The proportion of workers engaged in agriculture in Birbhum has been decreasing. According to the District Human Development Report, “more people are now engaged in non-agricultural activities, such as fishing, retail sales, vegetable vending, selling milk, and so on. As all these activities are at the lower end of the spectrum of marketable skills, it remains doubtful if these activities generate enough return for their family’s sustenance.”

===Backward Regions Grant Fund===
Birbhum district is listed as a backward region and receives financial support from the Backward Regions Grant Fund. The fund, created by the Government of India, is designed to redress regional imbalances in development. As of 2012, 272 districts across the country were listed under this scheme. The list includes 11 districts of West Bengal.

==Transport==

Dubrajpur CD block has 10 originating/ terminating bus routes.

The Andal-Sainthia branch line passes through this block. There are stations at Dubrajpur and Chinpai railway station.

NH 14, running from Morgram (in Murshidabad district) to Kharagpur (in Paschim Medinipur district) and SH 14, running from Dubrajpur to Betai (in Nadia district), pass through this block. Portions of these highways were earlier part of Panagarh-Morgram Highway.

==Culture==
Bakreshwar is a Shakta pitha and a popular pilgrimage centre. It has eight hot springs. A fair is organised at Bakreswar on the eve of Siva Chaturdashi in the month of Falgun (February–March). The fair lasts for 8 days.

==Education==
In 2013-14, Dubrajpur CD block had 143 primary schools with 11,263 students, 22 middle schools with 1,052 students, 11 high schools with 5,979 students and 5 higher secondary schools with 8,678 students. Dubrajpur CD Block had 1 general degree college with 2,609 students, 8 technical/ professional institutions with 1,120 students and 316 institutions for special and non-formal education with 12,655 students.

As per the 2011 census, in Dubrajpur CD Block, amongst the 191 inhabited villages, 34 villages did not have a school, 37 villages had more than 1 primary school, 45 villages had at least 1 primary and 1 middle school and 20 villages had at least 1 middle and 1 secondary school. 11 villages had senior secondary schools. There was 1 degree college for arts, science and commerce in Dubrajpur CD Block.
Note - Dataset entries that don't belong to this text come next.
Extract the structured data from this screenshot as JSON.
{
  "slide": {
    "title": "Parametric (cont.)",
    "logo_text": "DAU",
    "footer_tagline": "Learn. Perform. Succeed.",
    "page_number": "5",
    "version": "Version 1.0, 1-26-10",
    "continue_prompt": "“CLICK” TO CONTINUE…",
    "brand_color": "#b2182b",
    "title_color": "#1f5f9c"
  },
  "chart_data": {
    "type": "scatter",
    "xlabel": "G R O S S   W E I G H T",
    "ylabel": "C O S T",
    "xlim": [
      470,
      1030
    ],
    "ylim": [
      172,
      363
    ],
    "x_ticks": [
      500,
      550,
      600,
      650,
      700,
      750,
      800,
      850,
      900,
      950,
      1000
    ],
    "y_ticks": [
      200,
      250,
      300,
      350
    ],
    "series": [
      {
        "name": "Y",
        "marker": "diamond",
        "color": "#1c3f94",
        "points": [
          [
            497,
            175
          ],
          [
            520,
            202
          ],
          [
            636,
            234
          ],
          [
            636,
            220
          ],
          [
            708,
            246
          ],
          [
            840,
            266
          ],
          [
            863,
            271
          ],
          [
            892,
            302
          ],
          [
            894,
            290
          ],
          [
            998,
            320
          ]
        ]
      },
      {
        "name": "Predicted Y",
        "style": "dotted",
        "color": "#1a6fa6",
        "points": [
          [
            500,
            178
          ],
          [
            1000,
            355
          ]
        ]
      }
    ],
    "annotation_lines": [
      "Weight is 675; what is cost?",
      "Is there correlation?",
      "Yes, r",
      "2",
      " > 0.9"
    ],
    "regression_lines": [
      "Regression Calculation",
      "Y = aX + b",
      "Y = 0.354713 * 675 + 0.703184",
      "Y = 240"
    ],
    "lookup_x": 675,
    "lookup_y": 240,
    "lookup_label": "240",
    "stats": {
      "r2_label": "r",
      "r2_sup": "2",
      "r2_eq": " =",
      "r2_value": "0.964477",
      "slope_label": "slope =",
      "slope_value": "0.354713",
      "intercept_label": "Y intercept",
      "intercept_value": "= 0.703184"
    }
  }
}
Krishna Chandra College was established at Hetampur in 1896.

==Healthcare==
In 2014, Dubrajpur CD block had 1 hospital, 1 rural hospital, 4 primary health centres and 1 private nursing home with total 368 beds and 6 doctors (excluding private bodies). It had 30 family welfare subcentres. 8,876 patients were treated indoor and 84,566 patients were treated outdoor in the hospitals, health centres and subcentres of the CD block.
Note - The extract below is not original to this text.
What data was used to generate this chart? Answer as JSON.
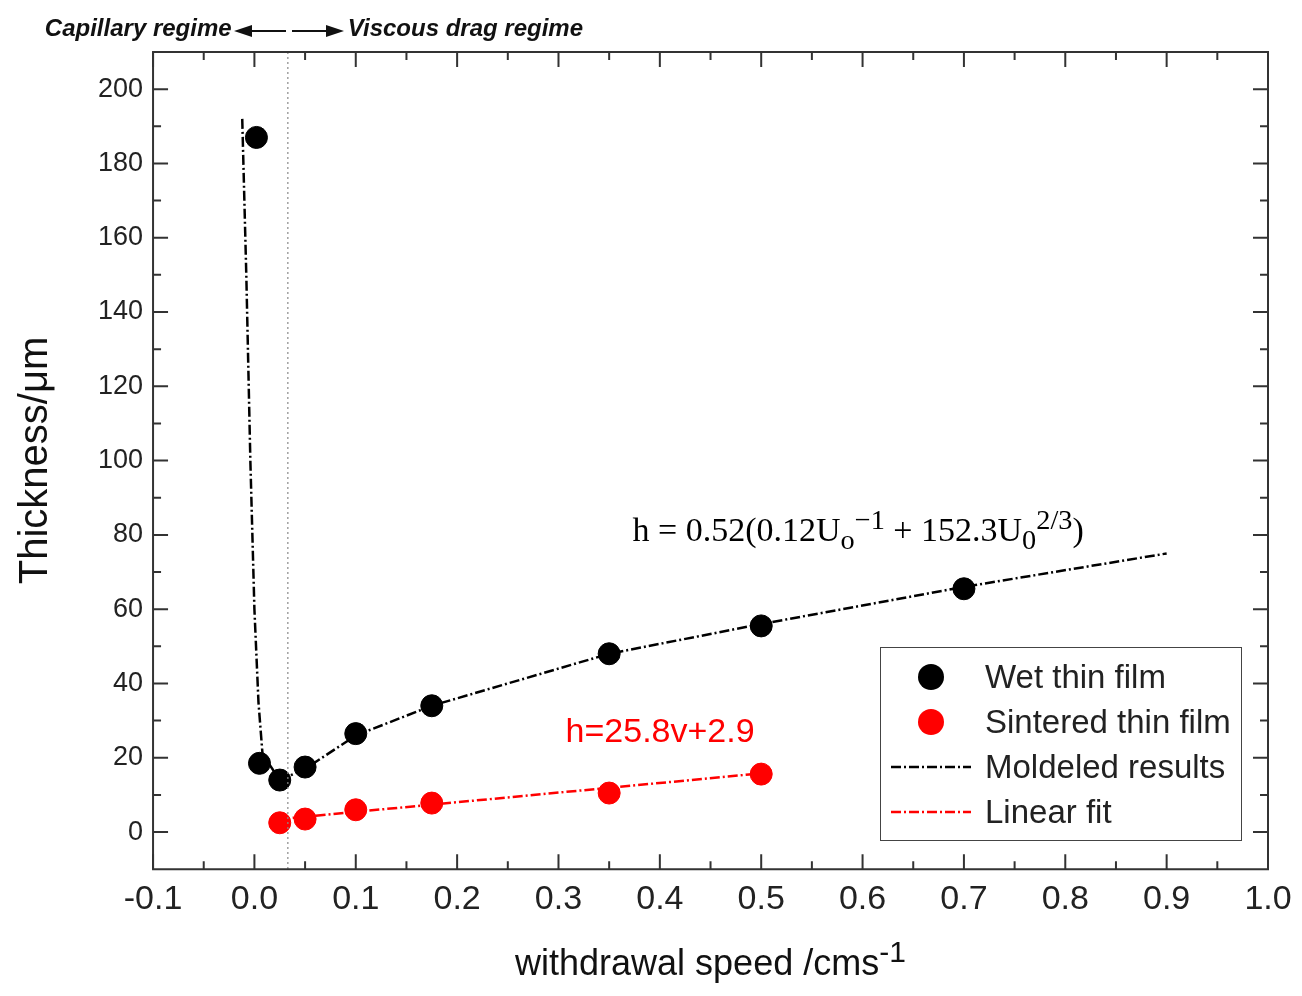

As per 2011 census, in Dubrajpur CD Block, 5 villages had community health centres, 6 villages had primary health centres, 37 villages had primary health subcentres, 21 villages had maternity and child welfare centres, 4 villages had veterinary hospitals, 7 villages had medicine shops and out of the 191 inhabited villages 108 villages had no medical facilities.

Dubrajpur Rural Hospital at PO Hetampur Rajbati has 30 beds. There are primary health centres at Balijuri (10 beds), Jashpur (PO Ghoratore) (6 beds), Jatra (6 beds) and Bakreshwar (6 beds).